V. Since the rights of the parties could have been finally adjudicated by an amendment which the Court denied and since it is undisputed that Palmer owned a home in Quitman at the time of his death; since the rights of the parties to this property is undisputed and their rights established by the Court on their first appeal, we respectfully submit that denying an amendment was a grave injustice to the appellants.
Robert E. Covington, Jr., Quitman, for appellee.
I. In order for the appellants to make out a prima facie case for partition it was therefore necessary for them to show by competent evidence either title in Hardy Palmer from the Government down, or, title in the said Hardy Palmer by adverse possession. Goff v. Cole, 71 Miss. 46, 13 So. 870; Long v. Stanley, 79 Miss. 298, 30 So. 823; Mallory v. Walton, 119 Miss. 396, 81 So. 113; Shearer v. Winston, 33 Miss. 149; Sec. 964, Code 1942.
II. Since the appellants failed to establish prima facie the title of the said Hardy Palmer by competent evidence, it is respectfully submitted that the lower court was manifestly correct in sustaining the appellee's motion to dismiss the appellants' bill.
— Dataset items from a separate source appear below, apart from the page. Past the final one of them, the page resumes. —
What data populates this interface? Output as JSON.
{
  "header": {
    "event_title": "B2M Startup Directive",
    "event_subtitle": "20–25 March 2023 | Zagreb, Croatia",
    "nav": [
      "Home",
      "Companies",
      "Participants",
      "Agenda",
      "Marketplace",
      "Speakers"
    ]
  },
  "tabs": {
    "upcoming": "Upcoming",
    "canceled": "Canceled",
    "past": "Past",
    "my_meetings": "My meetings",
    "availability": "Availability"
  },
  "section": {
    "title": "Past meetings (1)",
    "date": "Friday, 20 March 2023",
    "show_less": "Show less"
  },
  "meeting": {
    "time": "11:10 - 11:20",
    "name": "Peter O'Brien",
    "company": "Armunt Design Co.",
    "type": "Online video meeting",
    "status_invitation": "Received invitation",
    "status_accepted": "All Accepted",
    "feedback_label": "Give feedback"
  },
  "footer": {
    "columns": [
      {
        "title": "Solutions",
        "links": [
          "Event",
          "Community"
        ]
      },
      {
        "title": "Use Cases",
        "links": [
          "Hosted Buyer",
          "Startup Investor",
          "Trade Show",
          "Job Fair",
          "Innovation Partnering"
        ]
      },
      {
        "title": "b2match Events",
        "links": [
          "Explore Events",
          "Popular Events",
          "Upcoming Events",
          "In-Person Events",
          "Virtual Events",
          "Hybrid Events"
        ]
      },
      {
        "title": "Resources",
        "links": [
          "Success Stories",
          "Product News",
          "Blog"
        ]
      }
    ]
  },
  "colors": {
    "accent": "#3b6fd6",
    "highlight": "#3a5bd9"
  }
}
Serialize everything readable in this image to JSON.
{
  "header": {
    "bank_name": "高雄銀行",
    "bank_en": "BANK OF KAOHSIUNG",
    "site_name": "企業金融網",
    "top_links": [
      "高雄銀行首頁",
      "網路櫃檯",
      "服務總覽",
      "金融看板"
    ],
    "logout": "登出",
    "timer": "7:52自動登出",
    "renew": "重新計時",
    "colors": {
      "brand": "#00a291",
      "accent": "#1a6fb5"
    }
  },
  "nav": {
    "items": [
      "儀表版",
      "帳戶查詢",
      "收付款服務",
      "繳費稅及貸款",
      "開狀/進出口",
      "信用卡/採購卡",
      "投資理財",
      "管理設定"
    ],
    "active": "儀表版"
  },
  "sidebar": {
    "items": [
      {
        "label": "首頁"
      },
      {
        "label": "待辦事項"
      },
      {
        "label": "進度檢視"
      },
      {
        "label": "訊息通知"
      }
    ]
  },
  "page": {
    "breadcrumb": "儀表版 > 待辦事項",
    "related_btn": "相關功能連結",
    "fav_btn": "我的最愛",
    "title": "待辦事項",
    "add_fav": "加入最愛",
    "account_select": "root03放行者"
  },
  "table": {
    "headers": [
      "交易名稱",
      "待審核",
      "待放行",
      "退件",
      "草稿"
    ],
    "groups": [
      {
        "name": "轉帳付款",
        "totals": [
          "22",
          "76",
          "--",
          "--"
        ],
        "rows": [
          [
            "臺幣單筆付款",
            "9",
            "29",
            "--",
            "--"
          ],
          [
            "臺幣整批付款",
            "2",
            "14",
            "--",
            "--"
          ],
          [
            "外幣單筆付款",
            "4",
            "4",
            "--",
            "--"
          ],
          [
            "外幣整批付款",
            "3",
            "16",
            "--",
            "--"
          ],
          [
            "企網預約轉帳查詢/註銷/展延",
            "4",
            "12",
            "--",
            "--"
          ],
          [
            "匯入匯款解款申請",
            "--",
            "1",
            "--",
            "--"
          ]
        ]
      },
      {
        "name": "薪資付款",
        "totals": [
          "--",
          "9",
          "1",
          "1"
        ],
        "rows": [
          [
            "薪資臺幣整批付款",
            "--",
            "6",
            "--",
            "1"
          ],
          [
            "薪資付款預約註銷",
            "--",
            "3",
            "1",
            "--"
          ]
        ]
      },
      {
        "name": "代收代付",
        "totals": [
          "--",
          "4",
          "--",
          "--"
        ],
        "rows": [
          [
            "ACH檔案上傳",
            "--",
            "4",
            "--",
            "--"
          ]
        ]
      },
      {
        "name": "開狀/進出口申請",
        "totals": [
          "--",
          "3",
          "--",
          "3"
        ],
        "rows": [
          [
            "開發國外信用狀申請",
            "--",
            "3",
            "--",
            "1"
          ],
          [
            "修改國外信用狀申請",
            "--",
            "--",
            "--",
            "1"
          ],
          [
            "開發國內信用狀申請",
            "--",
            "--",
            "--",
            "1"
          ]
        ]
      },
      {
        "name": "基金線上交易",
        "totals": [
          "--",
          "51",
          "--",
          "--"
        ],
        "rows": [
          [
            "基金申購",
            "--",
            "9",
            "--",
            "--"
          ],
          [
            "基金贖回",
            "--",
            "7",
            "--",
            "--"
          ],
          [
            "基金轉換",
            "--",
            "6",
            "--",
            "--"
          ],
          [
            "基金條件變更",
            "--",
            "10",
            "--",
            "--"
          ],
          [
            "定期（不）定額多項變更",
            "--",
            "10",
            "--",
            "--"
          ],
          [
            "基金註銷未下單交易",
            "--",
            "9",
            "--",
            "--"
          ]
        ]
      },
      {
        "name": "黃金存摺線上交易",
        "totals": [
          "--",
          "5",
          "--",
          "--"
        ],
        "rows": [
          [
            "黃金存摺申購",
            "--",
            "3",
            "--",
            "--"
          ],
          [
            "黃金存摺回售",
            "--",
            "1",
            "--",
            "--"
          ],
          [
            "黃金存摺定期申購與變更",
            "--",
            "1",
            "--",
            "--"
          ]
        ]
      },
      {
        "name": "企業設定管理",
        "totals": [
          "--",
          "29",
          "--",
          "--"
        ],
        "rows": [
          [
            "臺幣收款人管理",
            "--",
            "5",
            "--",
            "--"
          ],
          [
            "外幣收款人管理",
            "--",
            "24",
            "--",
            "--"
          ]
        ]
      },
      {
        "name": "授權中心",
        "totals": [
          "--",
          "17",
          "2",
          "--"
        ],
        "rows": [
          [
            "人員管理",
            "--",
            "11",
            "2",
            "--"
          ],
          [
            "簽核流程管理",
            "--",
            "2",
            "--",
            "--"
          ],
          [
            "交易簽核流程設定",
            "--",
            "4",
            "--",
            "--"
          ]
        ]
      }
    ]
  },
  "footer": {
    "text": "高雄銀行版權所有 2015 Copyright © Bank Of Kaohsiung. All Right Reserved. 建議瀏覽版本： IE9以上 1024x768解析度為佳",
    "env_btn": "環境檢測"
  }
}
Mrs. Estelle LaBlanc, Mrs. Loucille McGuire and Mrs. Francis Palmer filed a bill of complaint against Mrs. Alma Busby seeking a partition sale of a house and lot situated in the town of Quitman. The defendant demurred to the bill of complaint and the lower court sustained the demurrer and the case was appealed here under the name of Mrs. Estelle LaBlanc, et al v. Mrs. Alma Busby, and we held in 78 So.2d 456, that the demurrer was improperly sustained and we reversed and remanded the case to the lower court for a trial on the merits. The bill alleged the description of the property as beginning at the Northeast corner of Lot bought by E.G. and Nettie McRae from Donald and running east 70 feet, south 160 feet, west 70 feet and north 160 feet in Section 14, Township 2, Range 15 east in Clarke County, Mississippi, and referred to a deed to Hardy Palmer dated December 26, 1918, recorded in Book K-1 at page 135. It was alleged and shown that Hardy Palmer never owned but one piece of land in Clarke County. The deed referred to described the land as commencing at the northwest corner of lot bought by E.G. McRae of B.H. Donald and then runs by metes and bounds as set out in the original bill and further recites that it is a part of Lot 14 in said Section 2, Township 2, Range 15 east.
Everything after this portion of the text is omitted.